|
Bulan Mei 2006 Dr Rizal Sukma dari CSIS menghadiahi saya sebuah karya terbaru Francis Fukuyama, America at the Crossroads: Democracy, Power, and the Neoconservtive Legacy. (New Haven and London: Yale University Press, 2006, 194 hlm plus catatan dan indeks).
Seperti tergambar pada judulnya, di mata pemikir sosial politik Amerika yang punya darah Jepang ini, negara adikuasa di bawah rezim Bush ini sedang berada di persimpangan jalan, terutama karena kesalahan fatal dalam politik luar negerinya yang menyerbu Irak dengan alasan-alasan yang dicari-cari.
Invasi itulah yang menjadi faktor utama mengapa Fukuyama harus mengucapkan sayonara kepada teman-teman lamanya dari kubu neokonservatif, baik yang turut dalam rezim imperialistik itu, maupun yang berada di luarnya. Fukuyama, penulis buku The End of History and the Last Man (1992) yang kontroversial tapi laris itu, memang tidak melihat alasan logis apa pun mengapa Bush harus bertualang di Irak yang telah membunuh rakyat negeri itu dan tentara Amerika dalam jumlah puluhan ribu.
Bukan saja itu, akibat invasi itu, perang saudara telah pula merebak di Irak, rakyat dari berbagai aliran tiap hari terlibat dalam pesta maut. Hukum gantung terhadap Saddam Husein akhir tahun yang lalu malah semakin memperparah situasi yang memang sudah mendidih. Amerika memang tidak pernah belajar dari pengalaman pahitnya di Vietnam yang menggantikan posisi penjajah Prancis di negeri Ho Chi Minh itu pada 1954, kemudian harus angkat kaki sebagai pihak yang kalah perang pada 1975.
Sekalipun Irak yang terpecah tidak sama dengan Vietnam yang relatif bersatu di bawah Ho Chi Minh, tidaklah mudah bagi Bush untuk menundukkan Negeri 1001 Malam itu, sekalipun pasukan ditambah lebih banyak lagi. Bush pada akhirnya pasti gagal merealisasikan mimpinya untuk 'mendemokrasikan' Irak, istilah lain dari tindakan menguasai Irak yang kaya dengan minyak itu. Dunia mengetahui betul betapa busuknya akal bulus Bush ini untuk menguasai negara lain.

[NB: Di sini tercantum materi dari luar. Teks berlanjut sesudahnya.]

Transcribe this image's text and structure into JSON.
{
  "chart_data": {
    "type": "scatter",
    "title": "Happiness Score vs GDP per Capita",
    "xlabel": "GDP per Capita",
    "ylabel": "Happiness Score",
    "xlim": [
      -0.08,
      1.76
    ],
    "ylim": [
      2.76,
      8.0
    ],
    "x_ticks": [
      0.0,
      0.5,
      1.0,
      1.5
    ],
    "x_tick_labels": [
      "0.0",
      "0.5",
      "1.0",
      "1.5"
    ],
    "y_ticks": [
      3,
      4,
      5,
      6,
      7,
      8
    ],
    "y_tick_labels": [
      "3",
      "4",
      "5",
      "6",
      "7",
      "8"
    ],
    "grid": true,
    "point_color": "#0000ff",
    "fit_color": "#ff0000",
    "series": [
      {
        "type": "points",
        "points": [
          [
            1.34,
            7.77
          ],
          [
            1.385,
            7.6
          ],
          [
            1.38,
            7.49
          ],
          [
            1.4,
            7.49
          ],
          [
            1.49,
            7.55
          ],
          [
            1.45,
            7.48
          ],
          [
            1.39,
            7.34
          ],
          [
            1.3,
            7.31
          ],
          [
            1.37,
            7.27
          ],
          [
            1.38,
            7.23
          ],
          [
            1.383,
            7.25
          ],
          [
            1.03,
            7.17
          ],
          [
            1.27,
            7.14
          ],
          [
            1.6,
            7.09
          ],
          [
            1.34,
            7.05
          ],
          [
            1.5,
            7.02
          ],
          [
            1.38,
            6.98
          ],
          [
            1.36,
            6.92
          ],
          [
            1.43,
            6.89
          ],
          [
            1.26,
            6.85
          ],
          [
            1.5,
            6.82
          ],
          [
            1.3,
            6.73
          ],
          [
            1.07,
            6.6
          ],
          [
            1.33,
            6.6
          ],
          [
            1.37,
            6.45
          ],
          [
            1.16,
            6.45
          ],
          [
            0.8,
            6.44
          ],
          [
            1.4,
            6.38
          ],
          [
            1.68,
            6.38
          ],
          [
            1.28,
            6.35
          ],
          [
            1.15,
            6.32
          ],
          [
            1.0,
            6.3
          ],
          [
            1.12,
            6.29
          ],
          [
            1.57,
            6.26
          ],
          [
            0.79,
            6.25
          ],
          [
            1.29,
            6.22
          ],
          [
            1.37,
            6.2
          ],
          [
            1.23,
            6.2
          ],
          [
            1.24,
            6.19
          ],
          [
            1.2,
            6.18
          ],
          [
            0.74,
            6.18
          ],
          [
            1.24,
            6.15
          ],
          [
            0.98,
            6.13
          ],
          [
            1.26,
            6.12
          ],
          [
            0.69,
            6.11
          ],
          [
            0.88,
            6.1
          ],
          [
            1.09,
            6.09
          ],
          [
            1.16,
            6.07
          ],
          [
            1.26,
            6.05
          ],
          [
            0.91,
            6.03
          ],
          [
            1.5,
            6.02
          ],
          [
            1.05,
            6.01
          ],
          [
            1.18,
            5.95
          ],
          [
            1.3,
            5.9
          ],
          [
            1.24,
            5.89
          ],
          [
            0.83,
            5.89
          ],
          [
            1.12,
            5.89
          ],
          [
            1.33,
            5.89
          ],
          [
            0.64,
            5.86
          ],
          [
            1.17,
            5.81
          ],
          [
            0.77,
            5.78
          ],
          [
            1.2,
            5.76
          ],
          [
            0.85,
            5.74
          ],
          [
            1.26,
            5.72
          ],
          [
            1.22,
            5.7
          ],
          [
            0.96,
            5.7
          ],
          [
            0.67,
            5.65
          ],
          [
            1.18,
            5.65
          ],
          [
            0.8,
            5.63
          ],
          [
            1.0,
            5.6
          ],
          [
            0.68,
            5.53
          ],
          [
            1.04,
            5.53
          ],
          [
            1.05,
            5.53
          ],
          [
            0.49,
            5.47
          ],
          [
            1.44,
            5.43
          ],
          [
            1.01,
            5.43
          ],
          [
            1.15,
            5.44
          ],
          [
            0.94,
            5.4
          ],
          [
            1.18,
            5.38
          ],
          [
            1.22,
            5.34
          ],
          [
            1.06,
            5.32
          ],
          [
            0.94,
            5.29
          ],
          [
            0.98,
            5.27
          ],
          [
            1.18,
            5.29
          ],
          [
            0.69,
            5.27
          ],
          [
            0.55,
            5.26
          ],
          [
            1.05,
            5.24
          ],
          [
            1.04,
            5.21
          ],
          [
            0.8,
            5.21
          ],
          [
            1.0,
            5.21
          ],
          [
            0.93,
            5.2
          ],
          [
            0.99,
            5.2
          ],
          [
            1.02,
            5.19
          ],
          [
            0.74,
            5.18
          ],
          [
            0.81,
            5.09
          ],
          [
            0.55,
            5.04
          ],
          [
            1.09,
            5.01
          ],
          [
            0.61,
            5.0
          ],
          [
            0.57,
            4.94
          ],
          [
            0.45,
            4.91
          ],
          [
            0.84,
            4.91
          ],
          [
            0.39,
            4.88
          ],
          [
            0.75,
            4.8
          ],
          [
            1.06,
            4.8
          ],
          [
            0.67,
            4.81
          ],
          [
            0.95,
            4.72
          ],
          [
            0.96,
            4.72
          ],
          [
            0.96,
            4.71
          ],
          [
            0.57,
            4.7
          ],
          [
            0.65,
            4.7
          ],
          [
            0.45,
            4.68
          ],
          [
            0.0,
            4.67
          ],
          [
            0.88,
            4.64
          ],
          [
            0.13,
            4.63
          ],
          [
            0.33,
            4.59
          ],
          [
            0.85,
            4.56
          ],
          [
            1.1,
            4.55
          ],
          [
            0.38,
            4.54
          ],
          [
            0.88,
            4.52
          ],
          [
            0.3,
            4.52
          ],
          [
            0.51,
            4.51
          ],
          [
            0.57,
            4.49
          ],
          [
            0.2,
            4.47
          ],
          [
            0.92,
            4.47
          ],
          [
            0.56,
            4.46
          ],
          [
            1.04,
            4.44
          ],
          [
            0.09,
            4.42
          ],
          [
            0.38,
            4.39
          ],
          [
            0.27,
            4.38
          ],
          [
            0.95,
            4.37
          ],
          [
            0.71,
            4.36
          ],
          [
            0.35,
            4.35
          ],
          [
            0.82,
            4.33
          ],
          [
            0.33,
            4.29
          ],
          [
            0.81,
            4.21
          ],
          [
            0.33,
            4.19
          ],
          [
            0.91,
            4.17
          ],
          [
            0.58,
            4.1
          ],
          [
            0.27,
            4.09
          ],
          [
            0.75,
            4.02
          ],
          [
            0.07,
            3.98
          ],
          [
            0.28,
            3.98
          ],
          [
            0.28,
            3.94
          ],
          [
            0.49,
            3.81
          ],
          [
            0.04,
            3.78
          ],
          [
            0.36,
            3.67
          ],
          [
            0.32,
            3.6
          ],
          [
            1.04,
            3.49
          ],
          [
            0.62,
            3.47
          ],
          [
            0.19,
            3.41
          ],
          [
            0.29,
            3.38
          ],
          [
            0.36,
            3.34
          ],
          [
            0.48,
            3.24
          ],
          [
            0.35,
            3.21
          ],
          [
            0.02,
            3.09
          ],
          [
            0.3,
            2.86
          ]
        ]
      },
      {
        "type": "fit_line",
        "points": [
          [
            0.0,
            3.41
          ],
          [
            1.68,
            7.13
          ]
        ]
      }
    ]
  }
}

Menurut Fukuyama, ada tiga argumen rezim Bush untuk melancarkan perang terhadap Irak, tetapi sebagian besar palsu, tak terbukti. Pertama, Irak dituduh memiliki senjata pemusnah massal dan dalam proses untuk menambahnya; kedua, Irak terkait dengan Alqaidah dan organisasi teror lainnya; ketiga, Irak adalah sebuah rezim diktator tiranik yang harus dirobohkan sehingga rakyat Irak menjadi bebas. (Lih hlm 78-79).
Keputusan untuk memerangi Irak memang terkait dengan Tragedi 11 September 2001 yang menyebabkan Bush menjadi megalomaniak (merasa selalu dihantui oleh ancaman). Irak dinilai cukup potensial untuk mengancam kepentingan Amerika berdasarkan alasan satu dan dua di atas. Tetapi karena semuanya palsu, Bush lalu menumpukan perhatian terhadap argumen ketiga. Pertanyaan serius segera muncul di sini: apa hak Amerika untuk memerangi negeri lain, sekalipun berada di bawah rezim tiranik? Bahwa Saddam seorang diktator, semua orang tahu. Tetapi, mengapa Amerika sebelumnya begitu getol melindungi diktator Shah Iran yang tidak kurang busuknya dibandingkan Saddam?
Bagi seorang Bush, pertanyaan-pertanyaan semacam ini tidak penting, pokoknya sebuah preemptive strike (pukul dulu, urusan di belakang) harus dilakukan. Maka, berlakulah apa yang berlaku. Amerika dengan dukungan Inggris dan beberapa negara lain telah mengobarkan perang imperialis yang menyebabkan Irak berantakan dan berkeping-keping. Amerika terkucil dari pergaulan dunia, tetapi tetap saja nekat, karena hati nurani memang telah tumpul.
Sudah dapat dipastikan petualangan Amerika di Irak akan berujung dengan sebuah kegagalan dengan meninggalkan negeri itu berdarah-darah, entah sampai kapan. Maka benarlah Fukuyama bahwa citra Amerika di mata dunia semakin suram dan kejam: "Citra dominan Amerika bukanlah Patung Liberty, tetapi foto-foto penyiksaan (terhadap tawanan Irak) di penjara Abu Ghuraib." (Hlm 187). Alangkah sukarnya penguasa belajar dari sejarah!